Министр приближается, снимает шляпу, подходит к старику, протягивает ему руку. Старик берет ее, он не знает, что это рука министра. Женщина в синей форме кричит ему: «Это министр! Он пришел встретить вас!» Старик продолжает плакать, он не поднимает головы. Вдруг я вижу, что рядом со стариком сидит Д. Мне ужасно холодно, зуб на зуб не попадает. Кто-то подходит: «Вам не стоит тут оставаться, вы заболеете». Я знаю этого типа, он работает в Центре. Я остаюсь. Д. начал говорить со стариком. Я быстро прикидываю: есть один шанс из ста тысяч, что этот старик знал Робера Л. В Париже говорят, что у военных есть списки выживших в Бухенвальде. По-видимому, другие депортированные не в таком уж плохом состоянии. Министр и старшие офицеры сидят рядом с ними. Д. уже долго говорит со стариком. Я смотрю лишь на лицо Д. По-моему, разговор затянулся. Я очень медленно приближаюсь к скамье, чтобы попасть в поле зрения Д. Он замечает меня, смотрит и отрицательно качает головой: «Нет, он его не знает». Я отхожу. Я ужасно устала, хочется лечь на пол. Женщины в форме приносят депортированным судки с едой. Те едят и, не прерывая еды, отвечают на вопросы, которые им задают. Поразительное дело, их, по-видимому, совсем не интересует то, что им говорят. Завтра я узнаю из газет, что среди этих людей, этих стариков были: генерал Шалль, его сын Юбер Шалль, курсант Сен-Сира, который умер в ту же ночь, ночь возвращения, генерал Одибер, директор Государственного управления табачных фабрик Феррьер, главный администратор Национальной библиотеки Жюльен Кэн, генерал Эрто, профессор медицинского факультета в Анжере Сюар, профессор Рише, Клод Бурде — брат министра информации, Морис Негр…

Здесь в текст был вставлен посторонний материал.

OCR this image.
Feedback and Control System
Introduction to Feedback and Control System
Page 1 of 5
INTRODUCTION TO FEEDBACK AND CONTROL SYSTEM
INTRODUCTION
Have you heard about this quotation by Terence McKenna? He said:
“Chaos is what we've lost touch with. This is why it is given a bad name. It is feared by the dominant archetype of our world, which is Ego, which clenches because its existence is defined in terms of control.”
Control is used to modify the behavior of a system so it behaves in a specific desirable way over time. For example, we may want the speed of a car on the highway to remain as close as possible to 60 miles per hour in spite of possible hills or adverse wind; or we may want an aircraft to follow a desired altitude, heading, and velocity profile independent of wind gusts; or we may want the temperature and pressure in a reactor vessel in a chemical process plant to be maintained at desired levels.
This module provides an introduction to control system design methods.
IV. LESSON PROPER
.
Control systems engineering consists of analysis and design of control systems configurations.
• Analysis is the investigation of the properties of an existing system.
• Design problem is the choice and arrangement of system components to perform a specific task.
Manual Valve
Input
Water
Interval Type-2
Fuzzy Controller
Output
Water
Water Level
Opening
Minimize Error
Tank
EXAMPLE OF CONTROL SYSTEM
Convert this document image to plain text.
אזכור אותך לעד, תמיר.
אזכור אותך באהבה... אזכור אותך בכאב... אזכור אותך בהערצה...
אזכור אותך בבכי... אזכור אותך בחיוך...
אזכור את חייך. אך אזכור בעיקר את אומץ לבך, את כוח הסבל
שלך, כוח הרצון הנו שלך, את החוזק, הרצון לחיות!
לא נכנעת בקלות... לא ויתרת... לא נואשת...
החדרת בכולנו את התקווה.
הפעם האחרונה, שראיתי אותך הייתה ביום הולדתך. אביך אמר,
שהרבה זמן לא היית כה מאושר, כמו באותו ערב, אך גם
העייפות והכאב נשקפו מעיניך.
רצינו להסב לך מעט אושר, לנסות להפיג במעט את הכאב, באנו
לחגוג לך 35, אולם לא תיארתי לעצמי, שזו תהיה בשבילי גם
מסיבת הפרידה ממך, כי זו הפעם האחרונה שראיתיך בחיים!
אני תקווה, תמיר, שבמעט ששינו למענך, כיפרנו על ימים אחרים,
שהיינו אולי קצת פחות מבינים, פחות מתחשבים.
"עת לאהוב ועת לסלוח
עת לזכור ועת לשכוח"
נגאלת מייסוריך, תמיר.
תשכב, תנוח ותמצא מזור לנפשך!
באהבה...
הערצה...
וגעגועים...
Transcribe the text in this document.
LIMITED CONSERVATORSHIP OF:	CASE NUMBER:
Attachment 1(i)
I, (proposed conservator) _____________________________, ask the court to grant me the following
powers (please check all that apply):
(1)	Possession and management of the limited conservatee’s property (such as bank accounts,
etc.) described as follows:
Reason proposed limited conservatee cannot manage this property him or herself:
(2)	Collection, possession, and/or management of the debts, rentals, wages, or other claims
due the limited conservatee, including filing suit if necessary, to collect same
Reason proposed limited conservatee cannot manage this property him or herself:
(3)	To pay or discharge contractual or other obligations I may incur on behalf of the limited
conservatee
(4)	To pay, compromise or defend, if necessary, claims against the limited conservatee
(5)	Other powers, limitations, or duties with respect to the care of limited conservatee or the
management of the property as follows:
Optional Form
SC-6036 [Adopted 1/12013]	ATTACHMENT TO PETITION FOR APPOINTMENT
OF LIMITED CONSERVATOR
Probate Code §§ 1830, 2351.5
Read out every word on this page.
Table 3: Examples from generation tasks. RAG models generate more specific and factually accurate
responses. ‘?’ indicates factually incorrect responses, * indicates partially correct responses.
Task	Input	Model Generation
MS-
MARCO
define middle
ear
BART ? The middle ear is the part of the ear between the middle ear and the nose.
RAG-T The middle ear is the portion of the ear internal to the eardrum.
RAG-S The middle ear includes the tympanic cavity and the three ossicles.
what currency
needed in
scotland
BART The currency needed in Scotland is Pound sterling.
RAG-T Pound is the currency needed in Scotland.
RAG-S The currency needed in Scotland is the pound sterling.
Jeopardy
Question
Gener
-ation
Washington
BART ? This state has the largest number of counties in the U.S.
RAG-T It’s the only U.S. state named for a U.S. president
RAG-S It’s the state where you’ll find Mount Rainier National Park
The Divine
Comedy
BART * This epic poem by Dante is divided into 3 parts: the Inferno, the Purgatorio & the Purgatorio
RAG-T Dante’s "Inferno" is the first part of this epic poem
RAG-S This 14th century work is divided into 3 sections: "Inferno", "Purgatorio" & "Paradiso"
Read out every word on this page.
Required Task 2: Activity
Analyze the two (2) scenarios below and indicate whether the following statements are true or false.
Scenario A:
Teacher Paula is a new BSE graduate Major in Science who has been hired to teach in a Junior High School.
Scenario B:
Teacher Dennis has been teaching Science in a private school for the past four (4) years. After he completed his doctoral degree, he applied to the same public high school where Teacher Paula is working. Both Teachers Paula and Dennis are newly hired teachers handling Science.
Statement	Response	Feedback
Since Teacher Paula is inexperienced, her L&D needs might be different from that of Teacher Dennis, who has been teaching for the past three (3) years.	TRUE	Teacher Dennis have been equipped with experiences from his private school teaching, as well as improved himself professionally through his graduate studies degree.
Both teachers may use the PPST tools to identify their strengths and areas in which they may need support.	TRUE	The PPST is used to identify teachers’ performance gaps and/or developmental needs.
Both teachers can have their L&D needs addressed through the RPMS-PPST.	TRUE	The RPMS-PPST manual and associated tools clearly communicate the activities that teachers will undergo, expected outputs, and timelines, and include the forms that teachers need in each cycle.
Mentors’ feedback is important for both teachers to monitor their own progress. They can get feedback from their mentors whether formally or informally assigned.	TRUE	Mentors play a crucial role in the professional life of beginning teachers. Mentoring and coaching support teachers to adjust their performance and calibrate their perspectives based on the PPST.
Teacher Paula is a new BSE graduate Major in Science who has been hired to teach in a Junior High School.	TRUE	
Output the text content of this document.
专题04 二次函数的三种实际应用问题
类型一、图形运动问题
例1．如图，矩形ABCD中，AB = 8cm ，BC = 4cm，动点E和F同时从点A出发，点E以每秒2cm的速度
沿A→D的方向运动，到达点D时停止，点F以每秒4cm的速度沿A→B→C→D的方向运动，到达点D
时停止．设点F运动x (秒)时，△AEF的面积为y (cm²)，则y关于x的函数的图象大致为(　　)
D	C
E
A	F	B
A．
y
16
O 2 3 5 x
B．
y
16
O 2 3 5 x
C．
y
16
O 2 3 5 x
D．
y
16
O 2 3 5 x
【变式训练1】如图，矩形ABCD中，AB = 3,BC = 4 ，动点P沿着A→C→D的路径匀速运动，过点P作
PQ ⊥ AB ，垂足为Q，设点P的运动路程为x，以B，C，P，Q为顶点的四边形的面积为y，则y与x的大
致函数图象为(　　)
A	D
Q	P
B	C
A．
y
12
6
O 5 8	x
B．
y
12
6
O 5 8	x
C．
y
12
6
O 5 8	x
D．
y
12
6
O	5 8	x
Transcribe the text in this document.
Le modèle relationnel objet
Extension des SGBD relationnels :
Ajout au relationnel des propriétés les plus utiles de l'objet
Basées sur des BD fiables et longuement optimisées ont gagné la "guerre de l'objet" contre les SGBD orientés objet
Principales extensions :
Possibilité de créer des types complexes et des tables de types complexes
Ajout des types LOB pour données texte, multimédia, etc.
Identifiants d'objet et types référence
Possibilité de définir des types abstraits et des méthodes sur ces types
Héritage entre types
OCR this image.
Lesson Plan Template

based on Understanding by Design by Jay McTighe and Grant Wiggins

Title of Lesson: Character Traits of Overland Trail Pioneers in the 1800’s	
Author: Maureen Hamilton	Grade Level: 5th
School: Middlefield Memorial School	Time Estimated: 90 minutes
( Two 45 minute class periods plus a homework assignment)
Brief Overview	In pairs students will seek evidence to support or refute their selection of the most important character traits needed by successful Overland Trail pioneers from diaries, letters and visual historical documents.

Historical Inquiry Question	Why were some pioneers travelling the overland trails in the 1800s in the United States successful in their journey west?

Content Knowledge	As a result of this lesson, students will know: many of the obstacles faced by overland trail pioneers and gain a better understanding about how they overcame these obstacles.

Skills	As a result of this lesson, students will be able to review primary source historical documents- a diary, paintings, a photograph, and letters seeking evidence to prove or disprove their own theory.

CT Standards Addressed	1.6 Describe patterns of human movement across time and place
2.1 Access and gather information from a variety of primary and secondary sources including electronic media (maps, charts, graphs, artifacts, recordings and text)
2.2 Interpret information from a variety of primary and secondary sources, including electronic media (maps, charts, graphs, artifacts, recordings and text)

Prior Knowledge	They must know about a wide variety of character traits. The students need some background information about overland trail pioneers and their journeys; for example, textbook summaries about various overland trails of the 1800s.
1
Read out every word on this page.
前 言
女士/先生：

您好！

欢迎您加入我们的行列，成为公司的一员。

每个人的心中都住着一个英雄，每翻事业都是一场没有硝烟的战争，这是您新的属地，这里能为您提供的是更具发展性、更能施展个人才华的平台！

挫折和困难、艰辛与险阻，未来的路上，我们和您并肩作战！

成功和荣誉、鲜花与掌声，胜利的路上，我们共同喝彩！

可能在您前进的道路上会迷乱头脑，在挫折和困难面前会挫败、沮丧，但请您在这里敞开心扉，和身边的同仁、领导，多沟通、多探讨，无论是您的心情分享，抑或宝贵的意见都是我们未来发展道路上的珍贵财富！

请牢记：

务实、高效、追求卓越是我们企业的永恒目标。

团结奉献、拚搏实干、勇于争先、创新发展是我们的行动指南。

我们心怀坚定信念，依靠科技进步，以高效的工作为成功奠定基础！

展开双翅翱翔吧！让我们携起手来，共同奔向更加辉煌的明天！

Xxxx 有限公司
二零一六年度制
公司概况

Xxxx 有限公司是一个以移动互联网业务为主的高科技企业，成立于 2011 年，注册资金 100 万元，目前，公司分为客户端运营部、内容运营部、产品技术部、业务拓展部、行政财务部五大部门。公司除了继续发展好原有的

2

Около пяти часов я покидаю Центр, иду по набережной.
Стоит прекрасная погода, прекрасный солнечный день. Я спешу домой -запереться наедине с телефоном, вернуться в черный ров. Как только сворачиваю с набережной на улицу Бак, город отдаляется и Центр д'Орсэ исчезает. Возможно, он все-таки вернется. Я ничего уже не знаю. Я очень устала. Я очень грязная. Часть ночей я провожу в Центре. Когда приду домой, надо будет решиться принять ванну: наверно, уже неделю я не моюсь. Весной я так зябну, даже при мысли о том, чтобы помыться, меня бросает в дрожь, у меня что-то вроде постоянной лихорадки, она уже никогда не пройдет. Сегодня вечером я думаю о себе. Никогда не встречала более трусливой женщины.
Мысленно перебираю женщин, которые тоже ждут, нет, ни одной такой трусливой, как я, среди них не найдется. Я знаю очень мужественных. Необычайно мужественных. Моя трусость такова, что никто уже не находит для нее слов.
Кроме Д. Мои товарищи по Розыскной службе смотрят на меня как на больную. Д. говорит мне: «В любом случае вы не имеете права так изводить себя». Он часто говорит мне: «Вы больная. Вы сумасшедшая. Посмотрите на себя, вы уже ни на что не похожи». Я не в состоянии понять, чего от меня хотят. (Даже теперь, когда я переписываю этот дневник моей молодости, я не улавливаю смысла этих фраз.) Ни секунды я не вижу необходимости сохранять мужество. Возможно, для меня это было бы как раз трусостью — сохранять мужество. Сюзи сохраняет мужество ради своего малыша. А мой ребенок, наш с Робером Л. ребенок, умер при родах — из-за войны, он тоже жертва войны: врачи в то время редко выезжали по ночам, не хватало бензина. Так что я одна. Зачем же в таком случае беречь силы? Мне не за что бороться. А о той борьбе, которую я веду, никто не может знать. Я сражаюсь с видениями, с картинами черного рва.